Наседкин вскочил, промокашка мягко спланировала в проход между рядами.
– Виноват, товарищ Штерн!
– Да уж ладно, товарищ курсант, поднимите, что уронили, и сядьте на место.
– Есть, товарищ Штерн!
«Рявкает он здорово, – усмехнулся про себя доктор, – ему бы на плацу командовать: рравняйсь-смиррно, напрра-нале!»
Он поймал испуганный взгляд Любы. Она тут же потупилась, длинная белокурая прядь упала, закрыла покрасневшее лицо. С отросшими, вытравленными до желтизны волосами и выщипанными в ниточку бровями Люба выглядела старше лет на десять. Другой человек. На испорченный передний зуб в спецполиклинике поставили коронку, да не стальную, а фарфоровую, точно по цвету подобрали. Теперь у курсанта Вареник идеальная улыбка.
«Выгнать бы тебя вон, снять с экзамена, устроить скандал, потребовать пересдачи, заявить, что ты как злостная нарушительница дисциплины на роль фольксдойче не годишься, – подумал доктор, – страшно мне за тебя, курсант Вареник. За всех вас мне страшно и больно, привык я к вам, привязался».

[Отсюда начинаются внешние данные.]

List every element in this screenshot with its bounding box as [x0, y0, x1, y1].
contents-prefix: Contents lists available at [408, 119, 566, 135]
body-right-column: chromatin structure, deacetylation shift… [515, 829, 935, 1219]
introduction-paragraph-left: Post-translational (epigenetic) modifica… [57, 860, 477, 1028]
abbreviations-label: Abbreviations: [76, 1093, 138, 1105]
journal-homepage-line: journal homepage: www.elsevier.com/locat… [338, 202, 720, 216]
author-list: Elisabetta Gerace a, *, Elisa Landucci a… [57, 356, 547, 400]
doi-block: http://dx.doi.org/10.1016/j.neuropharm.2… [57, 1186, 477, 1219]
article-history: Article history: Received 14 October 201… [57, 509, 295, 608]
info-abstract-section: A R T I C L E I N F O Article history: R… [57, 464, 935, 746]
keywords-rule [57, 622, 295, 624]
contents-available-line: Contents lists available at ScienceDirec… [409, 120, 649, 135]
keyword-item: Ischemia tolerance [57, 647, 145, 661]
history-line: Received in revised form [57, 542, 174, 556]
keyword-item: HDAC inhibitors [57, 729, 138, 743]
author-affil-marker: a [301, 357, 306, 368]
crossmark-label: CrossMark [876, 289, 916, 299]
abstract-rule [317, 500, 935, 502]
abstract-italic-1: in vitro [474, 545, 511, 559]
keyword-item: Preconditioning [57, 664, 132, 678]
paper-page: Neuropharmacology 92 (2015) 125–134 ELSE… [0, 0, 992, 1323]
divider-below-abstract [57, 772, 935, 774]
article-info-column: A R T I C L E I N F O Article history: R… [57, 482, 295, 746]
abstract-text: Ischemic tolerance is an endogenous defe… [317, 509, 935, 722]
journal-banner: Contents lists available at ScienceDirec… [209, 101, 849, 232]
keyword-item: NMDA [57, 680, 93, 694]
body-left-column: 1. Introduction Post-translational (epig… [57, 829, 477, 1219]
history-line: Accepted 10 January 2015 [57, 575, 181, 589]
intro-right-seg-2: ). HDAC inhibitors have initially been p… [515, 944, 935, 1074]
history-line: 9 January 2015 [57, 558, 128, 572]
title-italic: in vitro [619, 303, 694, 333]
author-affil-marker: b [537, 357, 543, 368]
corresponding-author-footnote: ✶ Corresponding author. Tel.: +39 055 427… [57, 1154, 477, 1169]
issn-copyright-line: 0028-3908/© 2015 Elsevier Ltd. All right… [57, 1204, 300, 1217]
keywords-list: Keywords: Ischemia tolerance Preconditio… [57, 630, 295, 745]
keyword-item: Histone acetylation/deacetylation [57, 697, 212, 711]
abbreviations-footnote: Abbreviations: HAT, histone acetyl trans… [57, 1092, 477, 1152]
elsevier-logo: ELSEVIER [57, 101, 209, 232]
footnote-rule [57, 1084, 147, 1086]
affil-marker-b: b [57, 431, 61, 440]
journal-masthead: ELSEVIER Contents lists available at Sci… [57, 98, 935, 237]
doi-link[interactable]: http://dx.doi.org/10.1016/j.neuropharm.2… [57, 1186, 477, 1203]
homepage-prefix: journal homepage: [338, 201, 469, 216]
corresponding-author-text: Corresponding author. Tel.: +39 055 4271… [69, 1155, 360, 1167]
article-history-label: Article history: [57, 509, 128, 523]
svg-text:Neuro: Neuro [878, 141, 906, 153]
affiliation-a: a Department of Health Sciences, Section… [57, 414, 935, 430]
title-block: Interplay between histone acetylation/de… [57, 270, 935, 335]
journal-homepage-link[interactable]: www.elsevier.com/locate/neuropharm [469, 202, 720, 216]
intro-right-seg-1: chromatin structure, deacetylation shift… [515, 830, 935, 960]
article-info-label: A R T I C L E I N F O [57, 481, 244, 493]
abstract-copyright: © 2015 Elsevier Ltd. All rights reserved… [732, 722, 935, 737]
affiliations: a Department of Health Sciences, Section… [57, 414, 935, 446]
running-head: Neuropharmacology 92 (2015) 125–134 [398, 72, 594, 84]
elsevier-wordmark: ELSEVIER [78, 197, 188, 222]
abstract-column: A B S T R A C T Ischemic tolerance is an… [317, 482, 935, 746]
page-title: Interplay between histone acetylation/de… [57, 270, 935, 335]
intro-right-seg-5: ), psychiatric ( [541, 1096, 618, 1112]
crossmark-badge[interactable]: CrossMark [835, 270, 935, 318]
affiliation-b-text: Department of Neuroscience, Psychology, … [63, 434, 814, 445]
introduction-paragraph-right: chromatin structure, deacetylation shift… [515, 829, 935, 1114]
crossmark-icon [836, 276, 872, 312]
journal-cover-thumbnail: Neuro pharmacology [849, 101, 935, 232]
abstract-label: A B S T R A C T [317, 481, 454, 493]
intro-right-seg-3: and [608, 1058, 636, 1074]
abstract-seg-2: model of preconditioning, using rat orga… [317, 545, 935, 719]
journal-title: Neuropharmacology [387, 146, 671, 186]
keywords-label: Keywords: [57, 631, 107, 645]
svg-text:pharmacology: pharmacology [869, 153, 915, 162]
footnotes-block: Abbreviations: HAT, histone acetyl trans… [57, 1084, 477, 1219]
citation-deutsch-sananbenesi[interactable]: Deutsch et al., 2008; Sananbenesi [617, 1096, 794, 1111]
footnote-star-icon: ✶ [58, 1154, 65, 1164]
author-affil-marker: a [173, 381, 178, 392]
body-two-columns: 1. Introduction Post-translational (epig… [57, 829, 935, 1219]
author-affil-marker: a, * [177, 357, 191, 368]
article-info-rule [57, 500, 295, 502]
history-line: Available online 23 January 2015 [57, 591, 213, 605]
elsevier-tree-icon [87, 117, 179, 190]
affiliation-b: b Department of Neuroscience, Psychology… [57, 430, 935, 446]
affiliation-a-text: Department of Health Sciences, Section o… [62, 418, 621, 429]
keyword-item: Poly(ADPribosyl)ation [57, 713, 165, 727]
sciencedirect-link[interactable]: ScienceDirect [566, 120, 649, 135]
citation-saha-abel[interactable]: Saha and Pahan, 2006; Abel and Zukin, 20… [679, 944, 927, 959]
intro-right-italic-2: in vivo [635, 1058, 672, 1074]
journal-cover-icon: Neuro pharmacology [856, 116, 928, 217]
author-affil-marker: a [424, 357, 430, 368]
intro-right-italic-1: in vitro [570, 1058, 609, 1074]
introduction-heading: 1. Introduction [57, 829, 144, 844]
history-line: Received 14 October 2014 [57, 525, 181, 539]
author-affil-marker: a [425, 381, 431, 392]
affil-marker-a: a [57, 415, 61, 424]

До сочинения был устный экзамен, его принимали начальник немецкого подразделения ИНО Журавлев, восстановленный в партии и в органах красавец Хирург, еще какое-то начальство. Доктору Штерну объявили благодарность с занесением в личное дело за успешную подготовку группы.
В Прибалтику перебрасывали всех, даже Наседкина, в качестве радиста. Особую ставку делали на Владлена и на Любу. Понятно, они лучшие.
Задребезжал звонок.
– Сидите, не дергайтесь, дописывайте спокойно, кто не успел, – сказал доктор по-немецки и медленно пошел вдоль рядов.
Заглянув в каракули Наседкина, он покачал головой. С первого взгляда поймал три ошибки, взял промокашку, пробежал глазами. Там, разумеется, ошибок не оказалось.